6 comentarios sobre “Diario del covid-19 (8)”

  1. ¿En lugar de perder el tiempo montando hospitales de campaña por qué no se requisan los hoteles durante tres meses y se dedican a hospitales?.

  2. Un hospital de campaña, sea en una tienda o en hoteles, no sirve de absolutamente de nada sin profesionales sanitarios y material, sobre todo, ventiladores.

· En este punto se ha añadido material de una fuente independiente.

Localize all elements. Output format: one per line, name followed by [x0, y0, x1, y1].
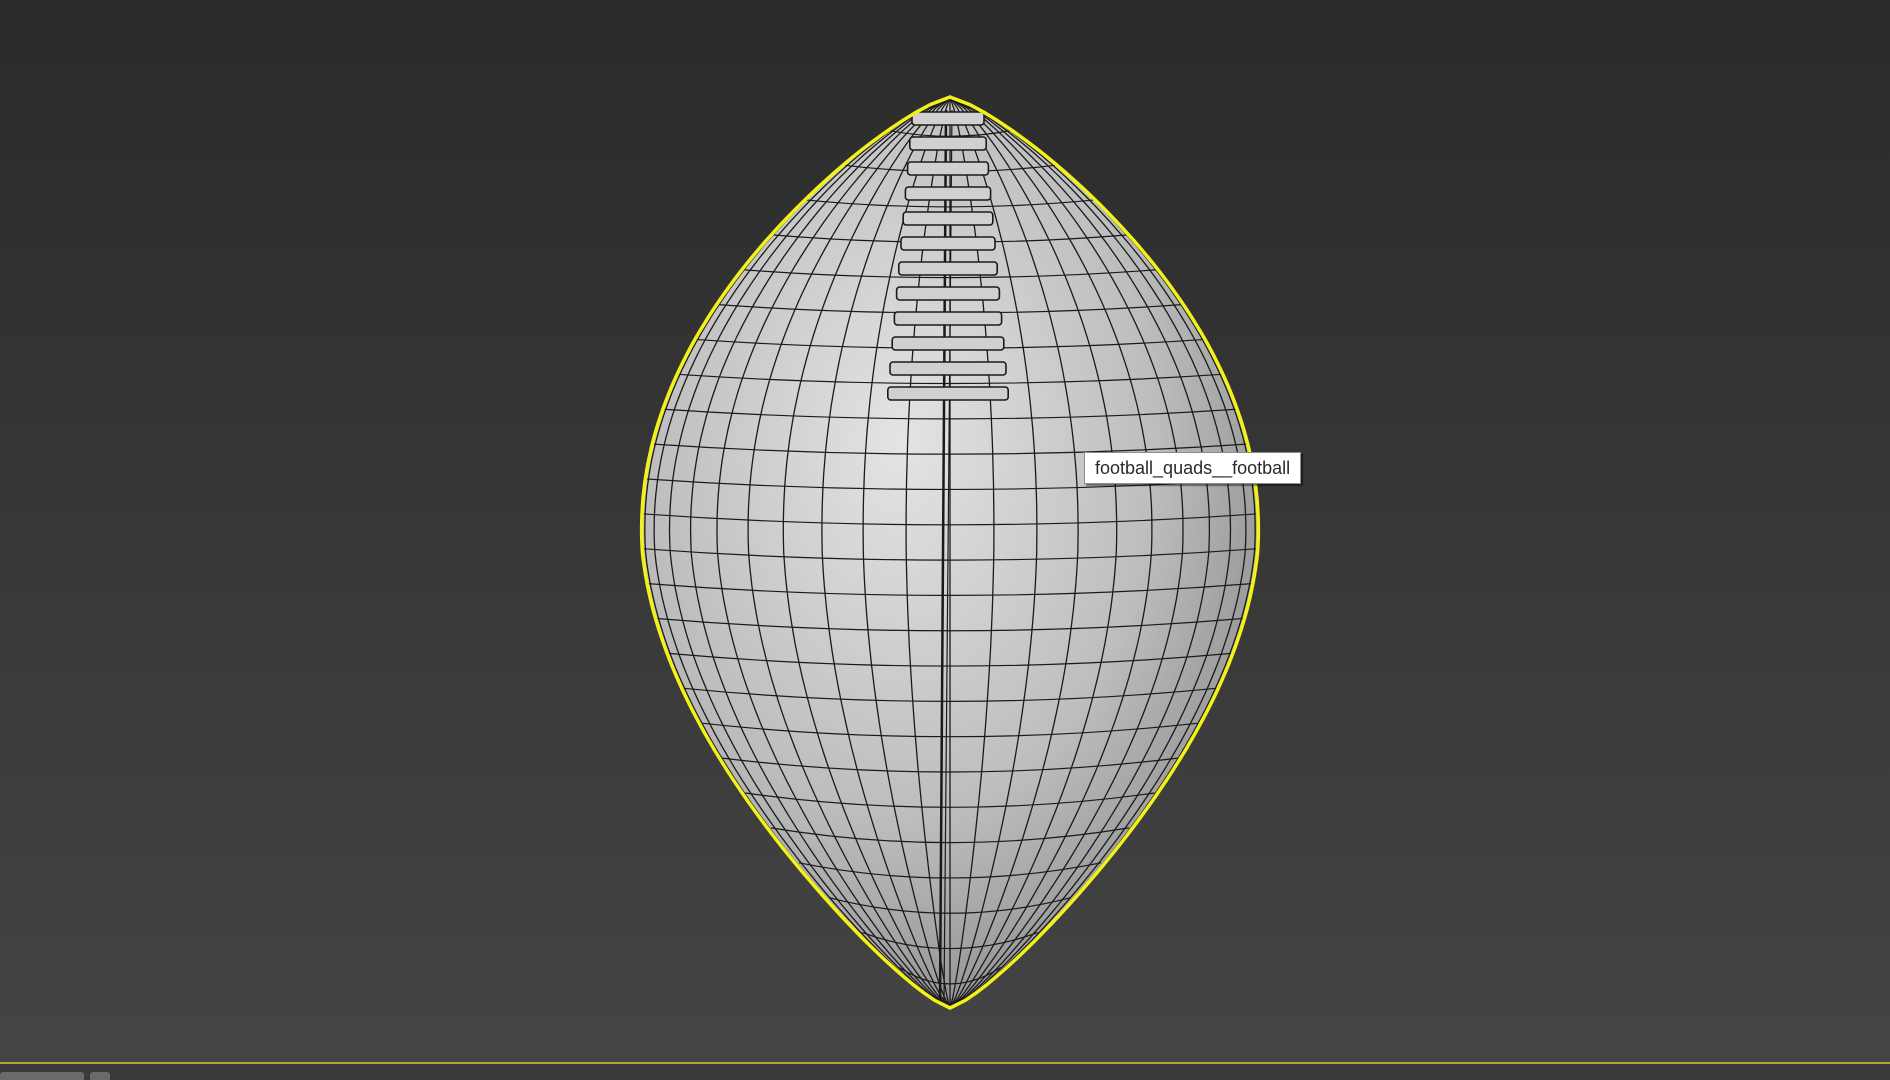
lace-stitch — [889, 361, 1007, 376]
lace-stitch — [906, 161, 990, 176]
lace-stitch — [886, 386, 1009, 401]
lace-stitch — [893, 311, 1003, 326]
football-model[interactable] — [0, 0, 1890, 1080]
lace-stitch — [902, 211, 994, 226]
timeline-next-frame-button[interactable] — [90, 1072, 110, 1080]
object-name-tooltip: football_quads__football — [1084, 452, 1302, 484]
lace-stitch — [911, 111, 985, 126]
viewport-perspective[interactable]: football_quads__football — [0, 0, 1890, 1080]
timeline-slider-handle[interactable] — [0, 1072, 84, 1080]
timeline-bar[interactable] — [0, 1062, 1890, 1080]
lace-stitch — [908, 136, 987, 151]
lace-stitch — [897, 261, 998, 276]
lace-stitch — [904, 186, 992, 201]
lace-stitch — [900, 236, 996, 251]
lace-stitch — [895, 286, 1001, 301]
lace-stitch — [891, 336, 1005, 351]
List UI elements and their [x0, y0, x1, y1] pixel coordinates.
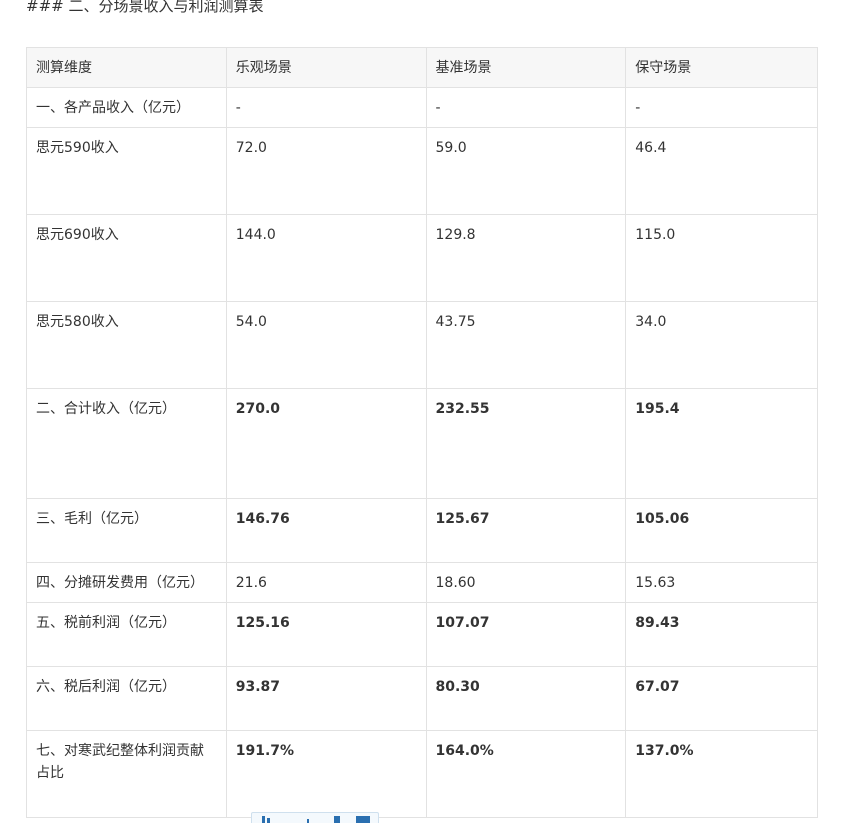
cell-conservative: 15.63 — [625, 562, 818, 603]
table-row: 一、各产品收入（亿元） - - - — [26, 87, 818, 128]
cell-baseline: 125.67 — [425, 498, 627, 563]
cell-optimistic: 144.0 — [225, 214, 427, 302]
cell-conservative: 89.43 — [625, 602, 818, 667]
cell-baseline: 164.0% — [425, 730, 627, 818]
cell-conservative: 105.06 — [625, 498, 818, 563]
section-heading: ### 二、分场景收入与利润测算表 — [26, 0, 264, 15]
header-dimension: 测算维度 — [26, 47, 227, 88]
cell-baseline: 80.30 — [425, 666, 627, 731]
table-row: 思元590收入 72.0 59.0 46.4 — [26, 127, 818, 215]
row-label: 思元590收入 — [26, 127, 227, 215]
table-row: 四、分摊研发费用（亿元） 21.6 18.60 15.63 — [26, 562, 818, 603]
cell-optimistic: 146.76 — [225, 498, 427, 563]
header-conservative: 保守场景 — [625, 47, 818, 88]
header-baseline: 基准场景 — [425, 47, 627, 88]
cell-conservative: 115.0 — [625, 214, 818, 302]
cell-optimistic: 125.16 — [225, 602, 427, 667]
table-row: 思元690收入 144.0 129.8 115.0 — [26, 214, 818, 302]
cell-baseline: 43.75 — [425, 301, 627, 389]
chart-toolbar-icon[interactable] — [307, 819, 309, 823]
cell-conservative: 46.4 — [625, 127, 818, 215]
table-row: 二、合计收入（亿元） 270.0 232.55 195.4 — [26, 388, 818, 499]
cell-optimistic: 54.0 — [225, 301, 427, 389]
cell-optimistic: 21.6 — [225, 562, 427, 603]
cell-conservative: 67.07 — [625, 666, 818, 731]
table-row: 六、税后利润（亿元） 93.87 80.30 67.07 — [26, 666, 818, 731]
cell-optimistic: - — [225, 87, 427, 128]
cell-optimistic: 72.0 — [225, 127, 427, 215]
chart-toolbar-icon[interactable] — [267, 818, 270, 823]
row-label: 四、分摊研发费用（亿元） — [26, 562, 227, 603]
row-label: 三、毛利（亿元） — [26, 498, 227, 563]
cell-conservative: 137.0% — [625, 730, 818, 818]
cell-baseline: 129.8 — [425, 214, 627, 302]
table-row: 五、税前利润（亿元） 125.16 107.07 89.43 — [26, 602, 818, 667]
row-label: 七、对寒武纪整体利润贡献占比 — [26, 730, 227, 818]
row-label: 思元690收入 — [26, 214, 227, 302]
cell-baseline: 232.55 — [425, 388, 627, 499]
row-label: 二、合计收入（亿元） — [26, 388, 227, 499]
row-label: 思元580收入 — [26, 301, 227, 389]
table-row: 思元580收入 54.0 43.75 34.0 — [26, 301, 818, 389]
cell-conservative: 195.4 — [625, 388, 818, 499]
scenario-table: 测算维度 乐观场景 基准场景 保守场景 一、各产品收入（亿元） - - - 思元… — [26, 47, 818, 818]
row-label: 六、税后利润（亿元） — [26, 666, 227, 731]
cell-conservative: 34.0 — [625, 301, 818, 389]
cell-baseline: 59.0 — [425, 127, 627, 215]
table-row: 七、对寒武纪整体利润贡献占比 191.7% 164.0% 137.0% — [26, 730, 818, 818]
cell-optimistic: 270.0 — [225, 388, 427, 499]
chart-toolbar[interactable] — [251, 812, 379, 823]
cell-conservative: - — [625, 87, 818, 128]
cell-baseline: 18.60 — [425, 562, 627, 603]
cell-baseline: - — [425, 87, 627, 128]
header-optimistic: 乐观场景 — [225, 47, 427, 88]
cell-optimistic: 93.87 — [225, 666, 427, 731]
row-label: 五、税前利润（亿元） — [26, 602, 227, 667]
cell-optimistic: 191.7% — [225, 730, 427, 818]
cell-baseline: 107.07 — [425, 602, 627, 667]
table-header-row: 测算维度 乐观场景 基准场景 保守场景 — [26, 47, 818, 88]
table-row: 三、毛利（亿元） 146.76 125.67 105.06 — [26, 498, 818, 563]
row-label: 一、各产品收入（亿元） — [26, 87, 227, 128]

Nos falta de todo, y la ironía es que algunas piezas las están imprimiendo gente en sus impresoras 3D.

    De todas formas… tengo una tangente, viendo que ayer salió una sentencia que pone que, al menos, se les tiene que indemnizar cuando se les echa (nos ha jodio, como en la privada, qué privilegiados) no puedo evitar pensar cuánta de la gente que ahora mismo está luchando para salvar vidas es interina, gente sin plaza a la que les suelen llamar «caraduras» por buscar una estabilidad en un empleo en el que llevan años.

    Y otra tangente, como con los frikis que están imprimiendo piezas, ahora mismo nuestras esperanzas están cifradas en otros frikis, con su bata blanca, su sueldo de miseria y la incomprensión de una sociedad que, hasta ayer, creía que lo importante era darle pataditas a un balón o participar en un concurso televisivo. ¿De qué nos sirve un estadio ahora? Bueno, quizá para poner un hospital improvisado.

    Pero bueno, me pongo filosófico. Me doy cuenta de que es la naturaleza humana ignorar los riesgos y montar sus vanidosos espectáculos. Pero también es la naturaleza humana, hacer frente a los riesgos.

  3. Creíamos estar en una sociedad avanzada, culta, moderna ,
    tecnológica , todopoderosa y todo eso y resulta que es una caca tal y como nos ha demostrado un virus de un murciélago chino.
    Y lo digo más que nada porque leo con acojono que ante la saturación de las UCI nos clasificarán según la esperanza de vida y el «interés social».
    Siendo pragmáticos y poco escrupulosos moralmente podemos aceptar que cuando algo se colapsa hay que actuar con lógica.
    Pero para dictaminar que un señor con un año de esperanza de vida debe quedarse sin UCI en beneficio de un señor de treinta o cuarenta años o que es mejor salvar a un neumólogo enfermo que a un parado de larga duración hay que tener mucho cuajo por muy lógico y necesario que pueda parecer.
    Quizás antes de esta selección no natural, habría que empezar eliminando del sistema sanitario a quienes cerraron hospitales y despidieron al personal sanitario.
    ¿Acaso Esperanza Aguirre, enferma de coronavirus, se merecería un trato de favor para entrar en la UCI frente a un honrado pensionista de la misma edad? ¿Quién cojones decide?
    Es para pensárselo mucho. Recordemos el nazismo. Nunca debemos dejar de recordar aquella practicidad absoluta de los nazis.
    Fuera viejos, enfermos, locos… hasta que te eligen a ti como prescindible.Y entonces te jodes.